Probably the Bronte sisters. As a child I was told to read Jane Eyre in particular, but as a ten-year old I just didn’t enjoy it at all. I think that’s a good example of a time when you just need to put the book away instead of trying to read it through to the bitter end. Now I love it, but it took me a few years to pick up a Bronte novel again!
What’s your favourite under-appreciated novel?
There are too many to name! Most works by Dostoevsky, but if I had to pick something more specific, then Dracula. In literary terms, many people say that it’s poorly written sensationalism, but I do love a bit of Gothic horror.
Have you ever experienced reader’s block?
Absolutely. There were a good two years in my teens when I just couldn’t find a novel I wanted to stick with, but was obsessed with poetry instead. It was actually quite challenging for me, and I really worried that I was becoming a ‘worse’ reader, when I now realise that actually I was just interested in a different kind of writing.

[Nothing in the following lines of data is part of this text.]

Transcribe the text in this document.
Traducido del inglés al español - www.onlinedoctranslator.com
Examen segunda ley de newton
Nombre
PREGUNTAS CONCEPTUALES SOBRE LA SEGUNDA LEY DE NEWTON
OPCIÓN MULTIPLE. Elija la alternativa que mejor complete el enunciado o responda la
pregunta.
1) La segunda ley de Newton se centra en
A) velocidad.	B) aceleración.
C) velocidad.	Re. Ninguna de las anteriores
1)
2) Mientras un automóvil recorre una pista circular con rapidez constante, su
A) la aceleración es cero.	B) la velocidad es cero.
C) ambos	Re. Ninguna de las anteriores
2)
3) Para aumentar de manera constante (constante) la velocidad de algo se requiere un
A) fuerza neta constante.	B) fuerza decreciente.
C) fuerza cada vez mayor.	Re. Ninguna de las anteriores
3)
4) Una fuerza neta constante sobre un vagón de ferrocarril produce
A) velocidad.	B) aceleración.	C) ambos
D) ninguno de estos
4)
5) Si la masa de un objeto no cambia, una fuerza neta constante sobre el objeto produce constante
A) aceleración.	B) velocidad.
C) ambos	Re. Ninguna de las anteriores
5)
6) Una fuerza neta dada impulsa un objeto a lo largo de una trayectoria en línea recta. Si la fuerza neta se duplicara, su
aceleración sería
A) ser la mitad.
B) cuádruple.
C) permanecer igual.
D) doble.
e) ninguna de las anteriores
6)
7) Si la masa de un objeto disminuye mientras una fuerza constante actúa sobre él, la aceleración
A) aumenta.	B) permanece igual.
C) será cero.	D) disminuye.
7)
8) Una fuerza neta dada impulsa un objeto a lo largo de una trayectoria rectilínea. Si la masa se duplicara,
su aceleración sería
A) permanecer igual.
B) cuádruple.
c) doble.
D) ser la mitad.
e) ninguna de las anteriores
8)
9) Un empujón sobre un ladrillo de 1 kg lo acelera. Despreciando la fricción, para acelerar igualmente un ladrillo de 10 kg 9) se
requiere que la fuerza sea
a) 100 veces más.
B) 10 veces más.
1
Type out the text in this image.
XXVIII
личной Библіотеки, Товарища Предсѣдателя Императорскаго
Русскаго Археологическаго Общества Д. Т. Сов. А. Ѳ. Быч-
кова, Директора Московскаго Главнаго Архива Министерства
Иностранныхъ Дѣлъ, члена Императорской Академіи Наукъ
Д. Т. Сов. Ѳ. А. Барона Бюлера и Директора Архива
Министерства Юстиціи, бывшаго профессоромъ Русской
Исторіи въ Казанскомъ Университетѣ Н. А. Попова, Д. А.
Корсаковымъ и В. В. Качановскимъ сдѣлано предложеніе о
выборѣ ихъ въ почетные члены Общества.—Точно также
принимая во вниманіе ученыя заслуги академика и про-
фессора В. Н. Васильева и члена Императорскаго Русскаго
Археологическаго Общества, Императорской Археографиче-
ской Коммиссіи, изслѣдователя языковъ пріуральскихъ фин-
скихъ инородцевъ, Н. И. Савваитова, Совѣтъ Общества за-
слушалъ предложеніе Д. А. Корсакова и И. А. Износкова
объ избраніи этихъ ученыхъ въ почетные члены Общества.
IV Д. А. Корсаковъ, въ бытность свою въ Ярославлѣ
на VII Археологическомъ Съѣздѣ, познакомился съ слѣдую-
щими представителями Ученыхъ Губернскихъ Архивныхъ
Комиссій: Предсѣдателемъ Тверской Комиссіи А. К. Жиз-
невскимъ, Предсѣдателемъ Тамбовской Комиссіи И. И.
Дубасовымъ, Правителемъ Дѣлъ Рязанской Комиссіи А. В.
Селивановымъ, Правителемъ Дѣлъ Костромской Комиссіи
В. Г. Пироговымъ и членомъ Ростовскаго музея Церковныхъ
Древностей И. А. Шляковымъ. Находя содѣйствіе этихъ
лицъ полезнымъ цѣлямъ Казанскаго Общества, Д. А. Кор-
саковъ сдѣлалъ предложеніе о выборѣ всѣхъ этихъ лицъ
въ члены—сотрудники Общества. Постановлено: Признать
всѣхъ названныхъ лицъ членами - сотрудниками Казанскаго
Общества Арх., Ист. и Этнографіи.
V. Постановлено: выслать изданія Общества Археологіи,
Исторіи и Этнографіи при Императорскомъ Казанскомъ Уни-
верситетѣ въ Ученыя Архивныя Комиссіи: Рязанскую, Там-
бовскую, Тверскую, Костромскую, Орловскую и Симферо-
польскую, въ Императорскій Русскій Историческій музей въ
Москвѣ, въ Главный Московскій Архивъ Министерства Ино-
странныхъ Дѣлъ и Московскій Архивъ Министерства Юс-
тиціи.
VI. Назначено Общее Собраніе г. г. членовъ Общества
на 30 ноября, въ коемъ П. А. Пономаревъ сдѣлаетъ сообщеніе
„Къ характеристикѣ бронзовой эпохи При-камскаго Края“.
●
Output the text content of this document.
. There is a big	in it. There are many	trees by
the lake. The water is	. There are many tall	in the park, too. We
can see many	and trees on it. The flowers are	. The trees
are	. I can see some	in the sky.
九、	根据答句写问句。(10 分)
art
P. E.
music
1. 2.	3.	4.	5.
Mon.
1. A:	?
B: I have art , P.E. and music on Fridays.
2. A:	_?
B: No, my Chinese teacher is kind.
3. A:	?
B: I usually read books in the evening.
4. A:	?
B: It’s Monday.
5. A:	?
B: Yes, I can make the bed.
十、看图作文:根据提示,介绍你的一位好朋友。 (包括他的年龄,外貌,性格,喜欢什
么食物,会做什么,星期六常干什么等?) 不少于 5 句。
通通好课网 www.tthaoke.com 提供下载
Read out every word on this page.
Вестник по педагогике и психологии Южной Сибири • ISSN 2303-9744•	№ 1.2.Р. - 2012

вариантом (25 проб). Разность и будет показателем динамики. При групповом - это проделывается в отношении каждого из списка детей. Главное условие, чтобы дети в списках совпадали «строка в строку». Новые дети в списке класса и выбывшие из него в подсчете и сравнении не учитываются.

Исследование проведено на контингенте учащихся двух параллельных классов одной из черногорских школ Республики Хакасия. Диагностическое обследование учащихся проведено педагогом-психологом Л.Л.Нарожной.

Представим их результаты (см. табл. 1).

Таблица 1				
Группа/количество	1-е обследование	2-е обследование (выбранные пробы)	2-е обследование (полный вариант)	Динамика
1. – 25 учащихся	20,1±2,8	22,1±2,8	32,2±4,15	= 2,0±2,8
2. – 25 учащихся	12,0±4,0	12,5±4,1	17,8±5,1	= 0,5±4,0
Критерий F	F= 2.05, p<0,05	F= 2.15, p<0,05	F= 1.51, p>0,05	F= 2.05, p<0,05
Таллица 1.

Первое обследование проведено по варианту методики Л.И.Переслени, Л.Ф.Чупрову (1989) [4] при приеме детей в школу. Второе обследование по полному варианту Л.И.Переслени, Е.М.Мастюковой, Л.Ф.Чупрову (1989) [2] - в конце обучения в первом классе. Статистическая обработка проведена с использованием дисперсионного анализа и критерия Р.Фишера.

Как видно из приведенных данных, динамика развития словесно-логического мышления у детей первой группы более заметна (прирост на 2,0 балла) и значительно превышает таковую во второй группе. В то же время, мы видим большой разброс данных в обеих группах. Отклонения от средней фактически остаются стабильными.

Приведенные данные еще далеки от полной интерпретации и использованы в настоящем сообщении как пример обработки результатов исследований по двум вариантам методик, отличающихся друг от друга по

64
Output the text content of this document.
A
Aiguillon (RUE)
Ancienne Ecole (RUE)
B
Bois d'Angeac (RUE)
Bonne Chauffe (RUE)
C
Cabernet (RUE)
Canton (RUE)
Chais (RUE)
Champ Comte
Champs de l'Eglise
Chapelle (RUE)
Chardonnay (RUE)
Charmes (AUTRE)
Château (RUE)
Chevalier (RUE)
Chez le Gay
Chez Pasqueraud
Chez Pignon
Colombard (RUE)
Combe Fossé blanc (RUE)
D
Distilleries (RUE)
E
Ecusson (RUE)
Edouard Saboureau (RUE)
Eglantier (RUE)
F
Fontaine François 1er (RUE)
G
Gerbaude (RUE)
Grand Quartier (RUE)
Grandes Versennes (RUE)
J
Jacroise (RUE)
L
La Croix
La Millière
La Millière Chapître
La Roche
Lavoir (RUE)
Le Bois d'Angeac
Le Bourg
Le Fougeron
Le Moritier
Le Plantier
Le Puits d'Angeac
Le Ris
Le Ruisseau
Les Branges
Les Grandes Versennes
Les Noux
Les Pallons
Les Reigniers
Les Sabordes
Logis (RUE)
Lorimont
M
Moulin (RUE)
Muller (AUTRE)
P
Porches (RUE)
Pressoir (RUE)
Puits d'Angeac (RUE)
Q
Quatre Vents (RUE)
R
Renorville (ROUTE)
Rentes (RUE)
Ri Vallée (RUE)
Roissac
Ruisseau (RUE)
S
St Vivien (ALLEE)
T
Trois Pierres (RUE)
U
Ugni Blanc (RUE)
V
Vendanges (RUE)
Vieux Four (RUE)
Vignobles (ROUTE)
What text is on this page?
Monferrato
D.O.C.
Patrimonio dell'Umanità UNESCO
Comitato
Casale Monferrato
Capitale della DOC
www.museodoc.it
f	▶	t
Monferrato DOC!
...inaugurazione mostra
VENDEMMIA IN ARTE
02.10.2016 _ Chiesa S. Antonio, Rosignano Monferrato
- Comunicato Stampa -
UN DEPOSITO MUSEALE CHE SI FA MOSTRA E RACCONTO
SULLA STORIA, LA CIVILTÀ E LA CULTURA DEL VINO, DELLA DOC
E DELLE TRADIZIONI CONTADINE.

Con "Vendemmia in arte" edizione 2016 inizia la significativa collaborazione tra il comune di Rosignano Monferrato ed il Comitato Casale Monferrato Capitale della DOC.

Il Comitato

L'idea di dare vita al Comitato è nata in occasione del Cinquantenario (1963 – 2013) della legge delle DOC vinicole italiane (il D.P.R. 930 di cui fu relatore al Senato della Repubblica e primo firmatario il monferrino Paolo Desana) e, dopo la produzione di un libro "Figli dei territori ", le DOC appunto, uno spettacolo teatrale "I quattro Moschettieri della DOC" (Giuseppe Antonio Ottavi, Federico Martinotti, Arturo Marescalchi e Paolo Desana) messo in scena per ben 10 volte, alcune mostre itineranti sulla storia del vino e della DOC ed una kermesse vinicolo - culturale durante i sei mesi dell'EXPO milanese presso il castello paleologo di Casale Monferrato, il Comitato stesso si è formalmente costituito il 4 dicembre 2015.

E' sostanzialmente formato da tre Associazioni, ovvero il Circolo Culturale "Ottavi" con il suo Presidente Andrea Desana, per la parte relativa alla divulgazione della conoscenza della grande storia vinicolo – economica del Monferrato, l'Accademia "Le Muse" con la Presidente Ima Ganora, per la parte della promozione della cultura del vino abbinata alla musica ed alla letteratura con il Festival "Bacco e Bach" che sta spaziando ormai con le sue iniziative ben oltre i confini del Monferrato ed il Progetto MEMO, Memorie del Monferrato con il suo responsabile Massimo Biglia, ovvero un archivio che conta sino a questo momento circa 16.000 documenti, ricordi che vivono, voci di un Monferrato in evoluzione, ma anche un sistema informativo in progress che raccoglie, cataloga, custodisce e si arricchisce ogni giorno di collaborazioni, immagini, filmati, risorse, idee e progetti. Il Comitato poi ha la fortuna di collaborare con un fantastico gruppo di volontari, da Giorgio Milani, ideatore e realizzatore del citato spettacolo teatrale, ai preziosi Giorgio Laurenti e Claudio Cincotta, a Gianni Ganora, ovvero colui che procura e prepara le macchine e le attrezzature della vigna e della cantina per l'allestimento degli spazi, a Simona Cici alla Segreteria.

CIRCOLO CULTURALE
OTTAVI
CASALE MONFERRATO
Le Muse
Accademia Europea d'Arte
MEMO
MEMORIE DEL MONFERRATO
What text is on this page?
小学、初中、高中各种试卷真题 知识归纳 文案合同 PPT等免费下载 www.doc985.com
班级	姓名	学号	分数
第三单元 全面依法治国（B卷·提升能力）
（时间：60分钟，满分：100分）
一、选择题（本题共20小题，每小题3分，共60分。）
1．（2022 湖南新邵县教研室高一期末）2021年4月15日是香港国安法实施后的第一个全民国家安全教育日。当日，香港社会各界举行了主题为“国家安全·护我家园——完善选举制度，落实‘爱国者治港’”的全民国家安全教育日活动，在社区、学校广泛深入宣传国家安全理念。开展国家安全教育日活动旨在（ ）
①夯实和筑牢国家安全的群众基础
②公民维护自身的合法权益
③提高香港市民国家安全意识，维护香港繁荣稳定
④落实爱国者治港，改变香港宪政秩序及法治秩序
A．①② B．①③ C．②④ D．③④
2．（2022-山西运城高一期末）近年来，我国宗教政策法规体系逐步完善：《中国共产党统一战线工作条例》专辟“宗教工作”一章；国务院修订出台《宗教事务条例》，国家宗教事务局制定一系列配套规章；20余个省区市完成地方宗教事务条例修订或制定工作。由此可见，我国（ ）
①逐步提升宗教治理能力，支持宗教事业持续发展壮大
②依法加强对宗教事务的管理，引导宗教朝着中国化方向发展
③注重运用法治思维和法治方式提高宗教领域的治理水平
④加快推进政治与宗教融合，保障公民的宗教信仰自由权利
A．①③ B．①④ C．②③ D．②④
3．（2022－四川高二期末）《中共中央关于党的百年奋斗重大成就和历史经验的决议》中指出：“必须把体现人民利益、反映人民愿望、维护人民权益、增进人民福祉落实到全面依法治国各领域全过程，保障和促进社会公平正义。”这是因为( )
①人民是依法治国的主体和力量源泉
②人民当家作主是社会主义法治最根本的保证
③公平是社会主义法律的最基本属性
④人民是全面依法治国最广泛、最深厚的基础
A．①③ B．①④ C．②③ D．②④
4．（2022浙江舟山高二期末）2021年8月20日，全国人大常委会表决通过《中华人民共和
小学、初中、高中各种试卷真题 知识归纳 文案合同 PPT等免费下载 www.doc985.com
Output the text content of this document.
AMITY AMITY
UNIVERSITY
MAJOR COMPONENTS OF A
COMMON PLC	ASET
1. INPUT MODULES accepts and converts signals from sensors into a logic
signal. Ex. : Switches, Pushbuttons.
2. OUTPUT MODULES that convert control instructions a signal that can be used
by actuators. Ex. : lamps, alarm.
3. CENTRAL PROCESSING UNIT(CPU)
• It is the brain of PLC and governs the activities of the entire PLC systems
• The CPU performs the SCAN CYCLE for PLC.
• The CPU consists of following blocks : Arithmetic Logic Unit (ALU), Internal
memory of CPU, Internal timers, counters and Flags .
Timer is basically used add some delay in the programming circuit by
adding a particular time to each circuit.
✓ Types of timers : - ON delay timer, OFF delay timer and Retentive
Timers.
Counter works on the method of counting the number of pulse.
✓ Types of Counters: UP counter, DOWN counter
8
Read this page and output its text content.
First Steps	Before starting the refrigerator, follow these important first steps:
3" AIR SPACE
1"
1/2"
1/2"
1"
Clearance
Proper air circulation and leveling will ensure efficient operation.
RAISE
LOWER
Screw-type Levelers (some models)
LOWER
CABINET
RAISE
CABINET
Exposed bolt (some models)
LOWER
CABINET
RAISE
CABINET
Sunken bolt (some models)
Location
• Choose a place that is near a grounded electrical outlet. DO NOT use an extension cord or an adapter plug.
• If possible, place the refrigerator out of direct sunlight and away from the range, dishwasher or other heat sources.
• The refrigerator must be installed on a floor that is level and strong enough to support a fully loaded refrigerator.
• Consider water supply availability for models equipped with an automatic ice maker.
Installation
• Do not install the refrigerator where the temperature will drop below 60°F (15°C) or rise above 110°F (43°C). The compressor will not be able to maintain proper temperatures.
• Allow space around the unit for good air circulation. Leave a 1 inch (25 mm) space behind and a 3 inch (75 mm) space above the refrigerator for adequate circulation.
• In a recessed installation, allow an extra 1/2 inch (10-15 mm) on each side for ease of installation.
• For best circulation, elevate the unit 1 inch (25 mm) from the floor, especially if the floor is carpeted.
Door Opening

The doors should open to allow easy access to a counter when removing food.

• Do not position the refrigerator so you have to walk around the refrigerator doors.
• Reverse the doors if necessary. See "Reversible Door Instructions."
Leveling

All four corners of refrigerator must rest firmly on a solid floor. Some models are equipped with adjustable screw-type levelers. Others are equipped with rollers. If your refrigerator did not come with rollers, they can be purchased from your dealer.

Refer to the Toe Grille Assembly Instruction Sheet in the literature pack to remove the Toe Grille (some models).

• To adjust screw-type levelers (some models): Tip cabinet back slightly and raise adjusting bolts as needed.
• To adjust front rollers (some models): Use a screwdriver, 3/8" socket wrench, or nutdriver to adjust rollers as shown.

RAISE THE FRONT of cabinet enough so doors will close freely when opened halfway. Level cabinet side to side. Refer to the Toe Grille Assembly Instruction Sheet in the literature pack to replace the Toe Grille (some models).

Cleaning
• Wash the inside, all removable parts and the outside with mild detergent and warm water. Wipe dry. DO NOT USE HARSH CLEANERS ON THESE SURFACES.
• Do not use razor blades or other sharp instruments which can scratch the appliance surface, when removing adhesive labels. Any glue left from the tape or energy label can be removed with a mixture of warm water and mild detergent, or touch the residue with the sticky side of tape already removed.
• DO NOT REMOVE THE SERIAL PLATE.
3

Are you drawn to a particular genre or type of book or do you read a variety of genres?
A variety, definitely, although when re-reading I do love 19th century novels, which I can just sit down and sink back into.
What book are you currently reading?
Moby-Dick by Herman Melville.
Where’s your favourite place to read?
In bed, or curled up on the couch.
Which three books would you recommend to primary school aged children and why?
1: The Velveteen Rabbit by Margery Williams- it’s such a beautiful and bittersweet book about love and friendship. I know many adult readers who still go back to it again and again.
2: Alice in Wonderland by Lewis Carroll- Carroll’s grasp of wit and pure imagination is something that children love, and can get them thinking outside the box about things they might usually take for granted. It’s a beginner’s guide to philosophy, as much as a novel!
3: Harry Potter and the Philosopher’s Stone by J.K Rowling – the whole series is wonderfully compelling, and so rich in characters and vocabulary. I find it really helps engage and challenge my younger readers.
Finally: in one sentence, what does reading for pleasure mean to you?
Getting lost somewhere between my world and someone else’s for an hour or two.